There are just 25 so-called “safety-net hospitals” in Florida, and all of them registered as not-for-profit corporations. Despite that misleading tag, some experts estimate that in 2016 alone, these 25 hospitals posted revenue in excess of expenses (i.e. “profit”) of over one billion dollars, according to data obtained by The Capitolist from the Florida Hospital Uniform Reporting System, data from Florida’s Agency for Health Care Administration (AHCA), and from audited financial statements from the hospitals themselves.
None of these hospitals pays a dime in taxes to either the state or the federal government. Instead, they collect hundreds of millions of dollars from Medicaid and state rate enhancements, often without any direct connection to how many Medicaid patients they serve.

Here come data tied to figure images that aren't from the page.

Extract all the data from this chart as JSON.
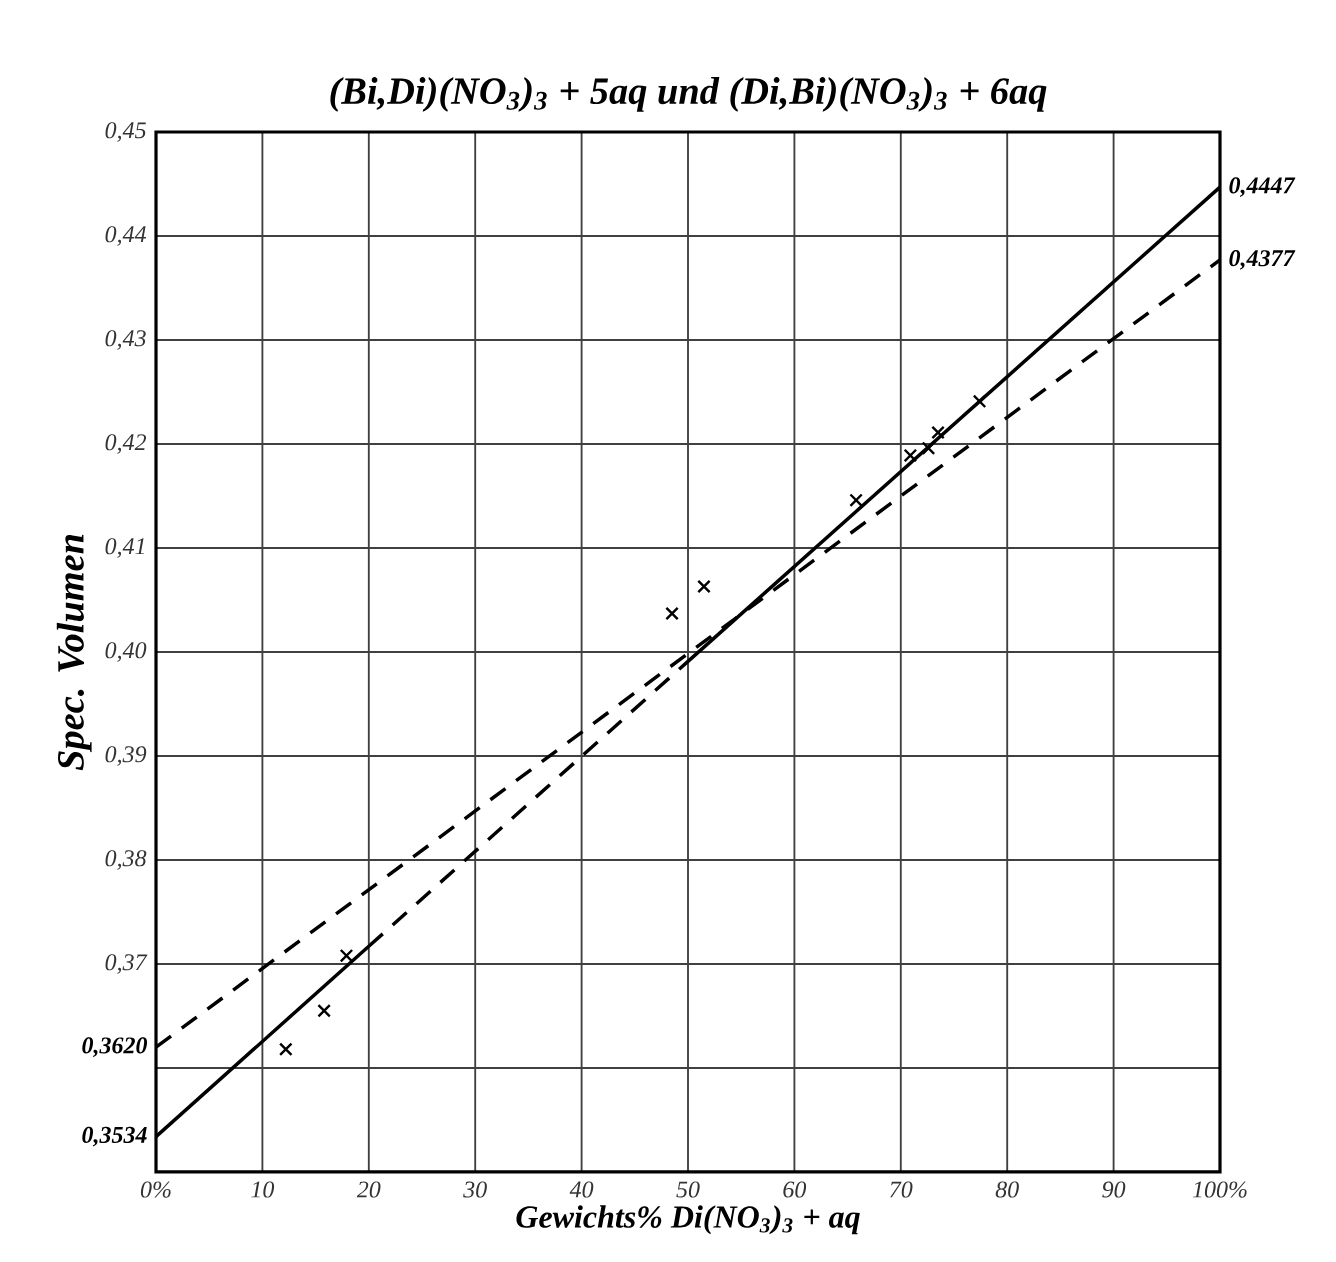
{
  "chart_data": {
    "type": "scatter",
    "title": "(Bi,Di)(NO$_{3}$)$_{3}$ + 5aq und (Di,Bi)(NO$_{3}$)$_{3}$ + 6aq",
    "xlabel": "Gewichts% Di(NO$_{3}$)$_{3}$ + aq",
    "ylabel": "Spec. Volumen",
    "xlim": [
      0,
      100
    ],
    "ylim": [
      0.35,
      0.45
    ],
    "xticks": [
      {
        "value": 0,
        "label": "0%"
      },
      10,
      20,
      30,
      40,
      50,
      60,
      70,
      80,
      90,
      {
        "value": 100,
        "label": "100%"
      }
    ],
    "yticks": [
      {
        "value": 0.35,
        "label": null
      },
      {
        "value": 0.36,
        "label": null
      },
      {
        "value": 0.37,
        "label": "0,37"
      },
      {
        "value": 0.38,
        "label": "0,38"
      },
      {
        "value": 0.39,
        "label": "0,39"
      },
      {
        "value": 0.4,
        "label": "0,40"
      },
      {
        "value": 0.41,
        "label": "0,41"
      },
      {
        "value": 0.42,
        "label": "0,42"
      },
      {
        "value": 0.43,
        "label": "0,43"
      },
      {
        "value": 0.44,
        "label": "0,44"
      },
      {
        "value": 0.45,
        "label": "0,45"
      }
    ],
    "grid": true,
    "series": [
      {
        "color": "#000000",
        "marker": "cross",
        "x": [
          12.2,
          15.8,
          17.9,
          48.5,
          51.5,
          65.8,
          70.9,
          72.6,
          73.5,
          77.4
        ],
        "values": [
          0.3618,
          0.3655,
          0.3708,
          0.4037,
          0.4063,
          0.4146,
          0.4189,
          0.4196,
          0.4211,
          0.4241
        ]
      },
      {
        "type": "line",
        "color": "#000000",
        "line_style": "solid",
        "x": [
          0,
          20
        ],
        "values": [
          0.3534,
          0.3717
        ],
        "value_labels": [
          "0,3534",
          null
        ]
      },
      {
        "type": "line",
        "color": "#000000",
        "line_style": "dashed",
        "x": [
          20,
          50
        ],
        "values": [
          0.3717,
          0.3991
        ]
      },
      {
        "type": "line",
        "color": "#000000",
        "line_style": "solid",
        "x": [
          50,
          100
        ],
        "values": [
          0.3991,
          0.4447
        ],
        "value_labels": [
          null,
          "0,4447"
        ]
      },
      {
        "type": "line",
        "color": "#000000",
        "line_style": "dashed",
        "x": [
          0,
          100
        ],
        "values": [
          0.362,
          0.4377
        ],
        "value_labels": [
          "0,3620",
          "0,4377"
        ]
      }
    ]
  }
}
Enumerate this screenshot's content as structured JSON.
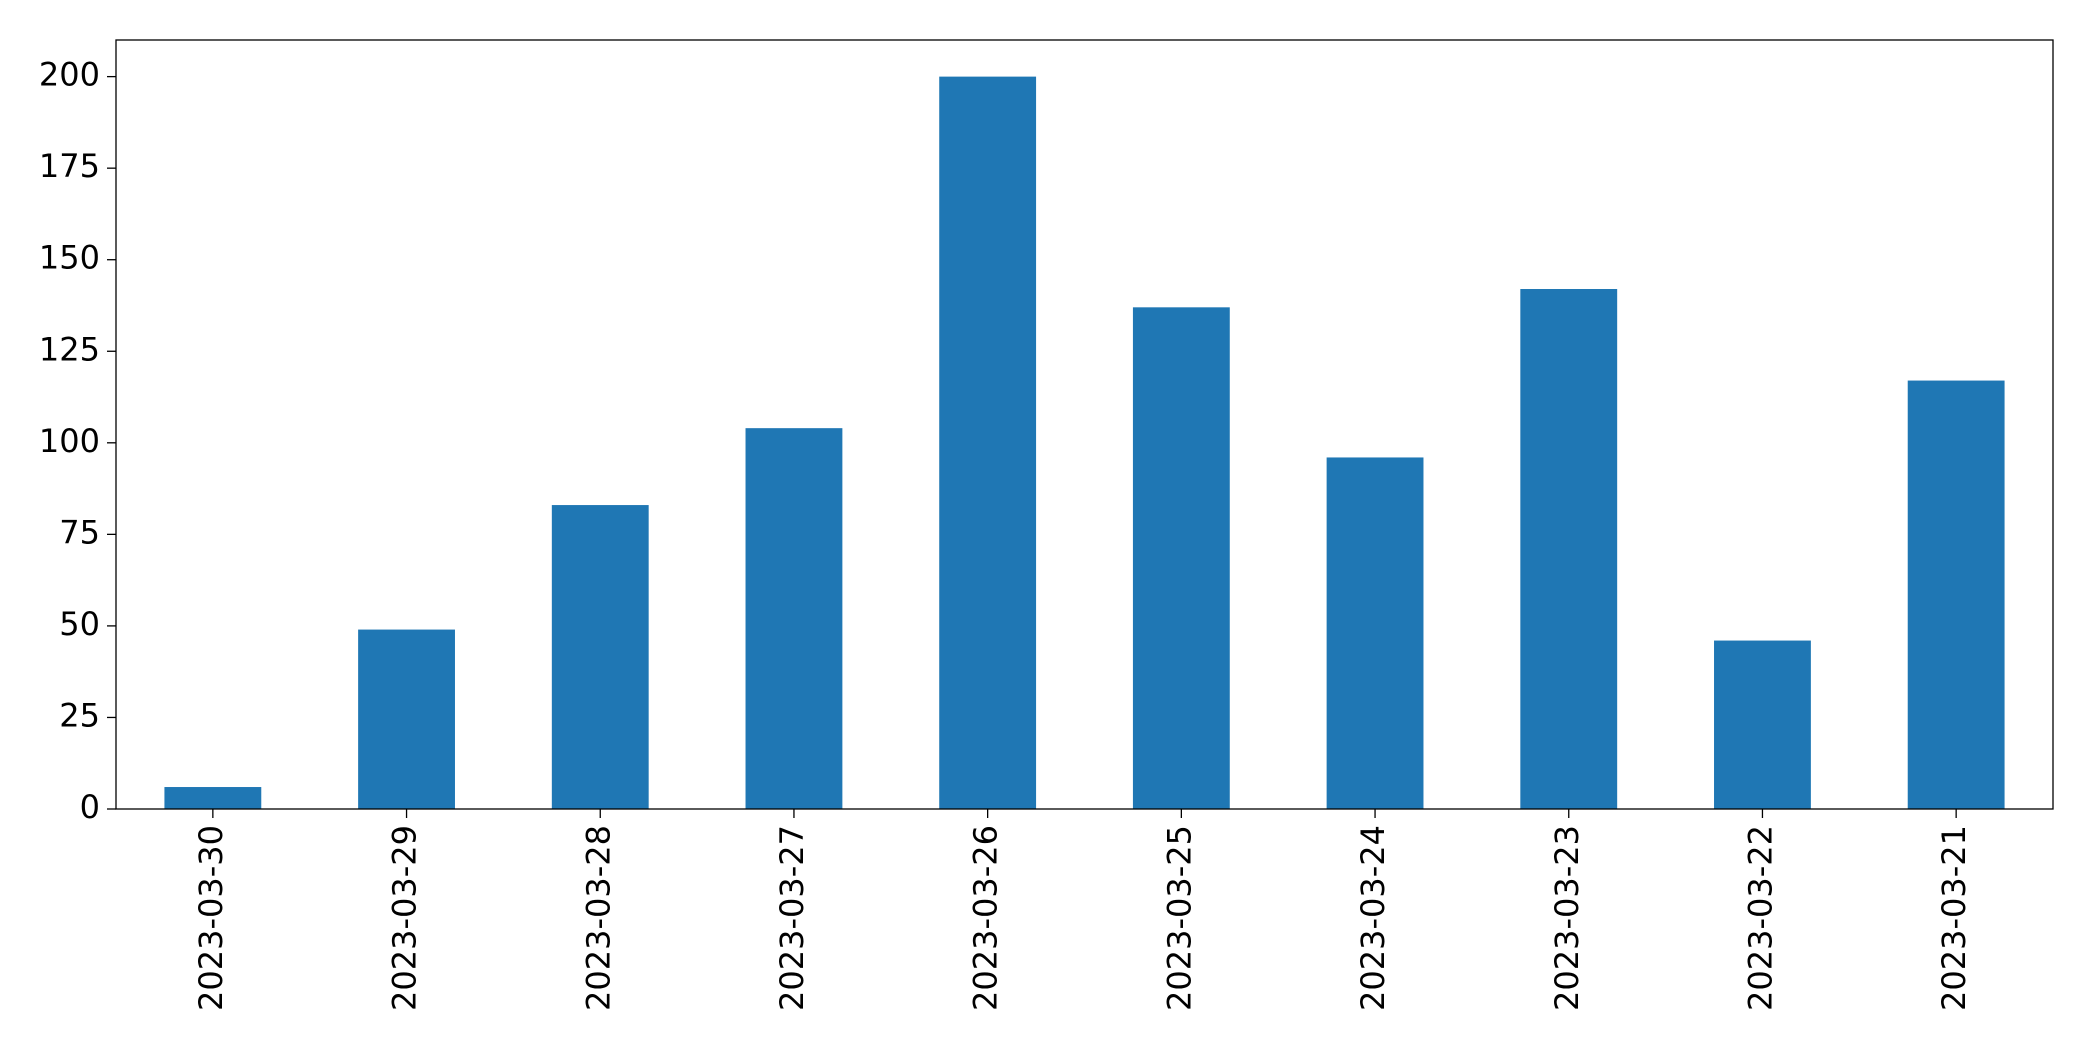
{
  "chart_data": {
    "type": "bar",
    "categories": [
      "2023-03-30",
      "2023-03-29",
      "2023-03-28",
      "2023-03-27",
      "2023-03-26",
      "2023-03-25",
      "2023-03-24",
      "2023-03-23",
      "2023-03-22",
      "2023-03-21"
    ],
    "values": [
      6,
      49,
      83,
      104,
      200,
      137,
      96,
      142,
      46,
      117
    ],
    "color": "#1f77b4",
    "ylim": [
      0,
      210
    ],
    "yticks": [
      0,
      25,
      50,
      75,
      100,
      125,
      150,
      175,
      200
    ],
    "grid": false
  }
}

In fiscal year 2016-2017, through a combination of dollars from the federal low-income pool (LIP) and other state funds, these 25 Florida safety net hospitals collected over $400 million, and through state-funded rate enhancements, stand to collect another $293 million this year. Those public funds are awarded according to a formula that reimburses so-called safety net hospitals at a higher rate than other hospitals, some of which end up losing money when providing services to Medicaid patients.
Right now, the Florida House of Representatives has recommended a state budget that continues to award hundreds of millions of dollars to safety net hospitals without any knowledge of where all that “surplus revenue” – estimated at $1.4 billion this year alone – is actually going.
With the likes of Adam Putnam and Ron DeSantis already in the governor’s race, and Corcoran perhaps only weeks away from jumping in himself, such a massive pool of public cash, and the complete lack of accountability and oversight, could become a lucrative target for a candidate looking for headlines that would play well in a Republican primary.